[DOCS] quickstart-revision
This revision involves:
- minor restructuring for better flow
- more intro text to provide context and highlight Daft features
- expanded and more fun/relatable code example that includes ML classification with UDFs
Still to do: [ ] upload Parquet file to public S3 bucket [x] store images on stable URL / check licensing [x] update all doc links [x] perfection revision of owner/dog name combos :D
Thanks for your thoughts @jaychia! I agree with most of your points. I've added commits for
(1) a restructure to bring Expressions higher up,
(2) trimmed some sections that feel superfluous to me,
(3) fixed nits**
LMK what you think :)
** I'm not sure about nit(5). Filtering rights now flows nicely into Query Planning which was an intentional bridge. We could also trim the Query Planning and instead point to this docs page or a new, separate page on Query Planning in Daft (which would be great to have)?
df = df.with_column("has_dog", df["has_dog"].apply(lambda x: True, return_dtype=DataType.bool()))this is probably not what we want?
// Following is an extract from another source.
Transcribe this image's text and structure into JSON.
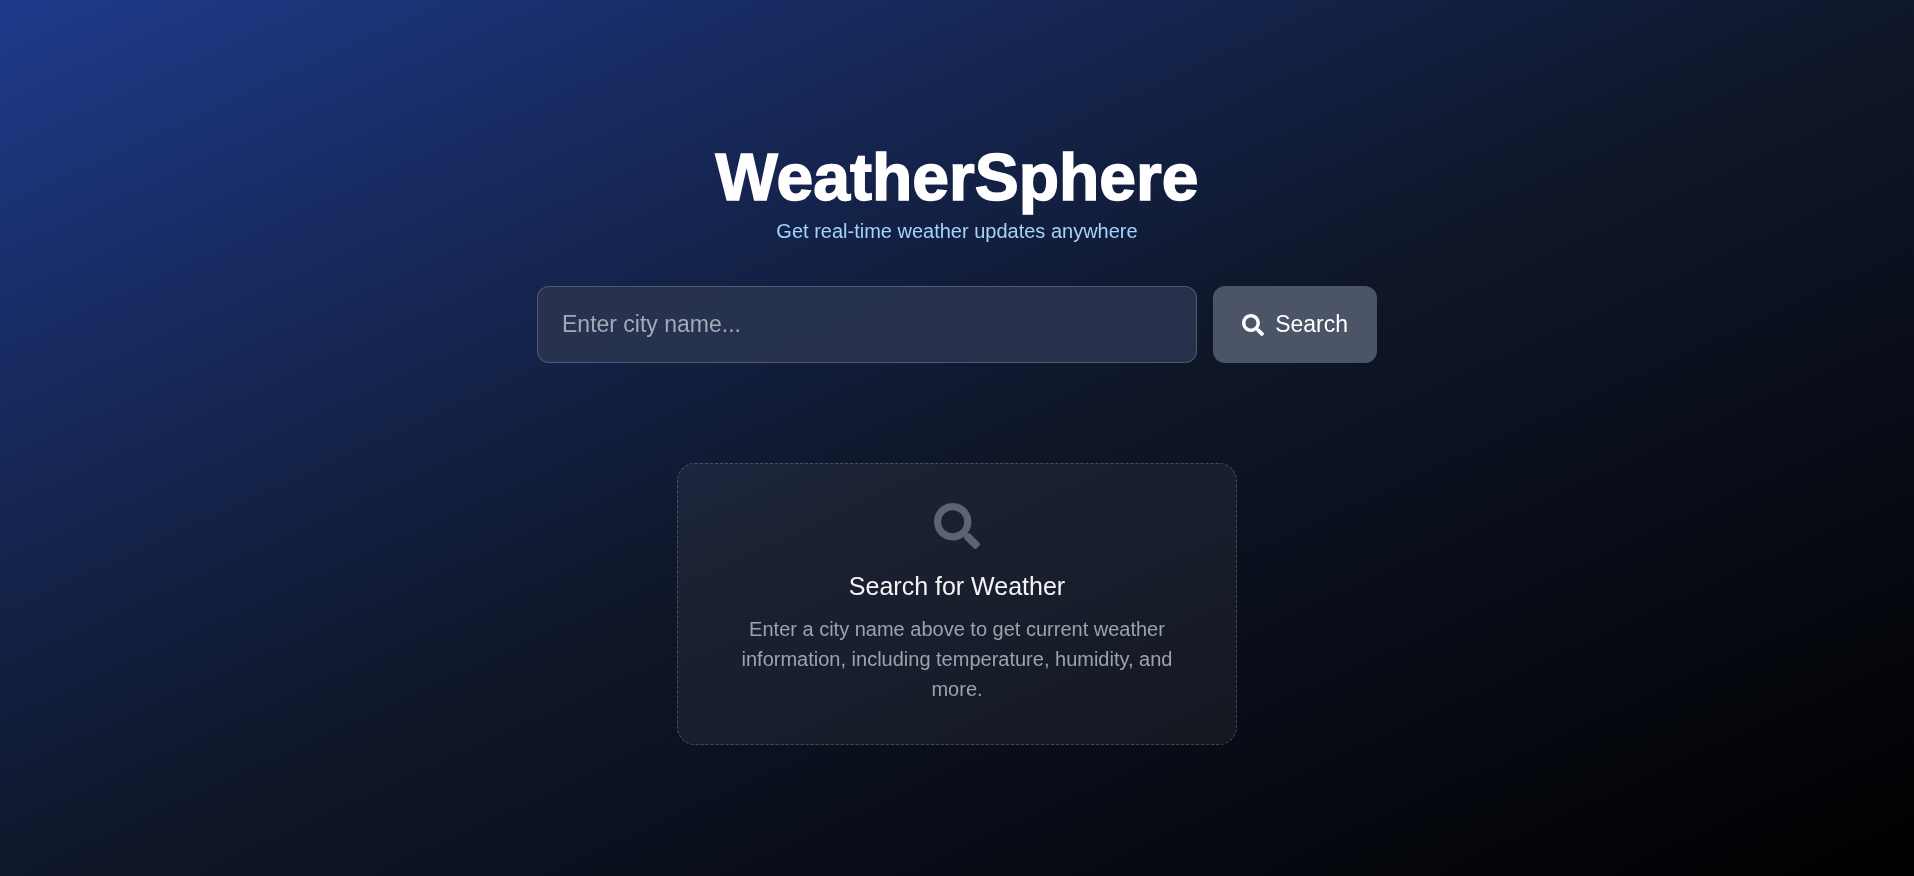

I think we'd want like a fillnull or something similar.
right, I was looking for something like that but couldn't find it in the docs. Maybe something like if expr.is_null > set value?
@jaychia - this should be good to go now!
Looks good to go mostly, some more things we should address before merge:
Closing ":
We've received some comments around not knowing how to use .select() for running expressions. Perhaps this section can be expanded a little to show that you can use expressions in a .select():
For this example, we shouldn't just be using .apply to set everything to True. Instead we can show an if_else:
I think this should work:
df["has_dog"].is_null().if_else(True, df["has_dog"])
Thanks for the sharp eye @jaychia , fixes made!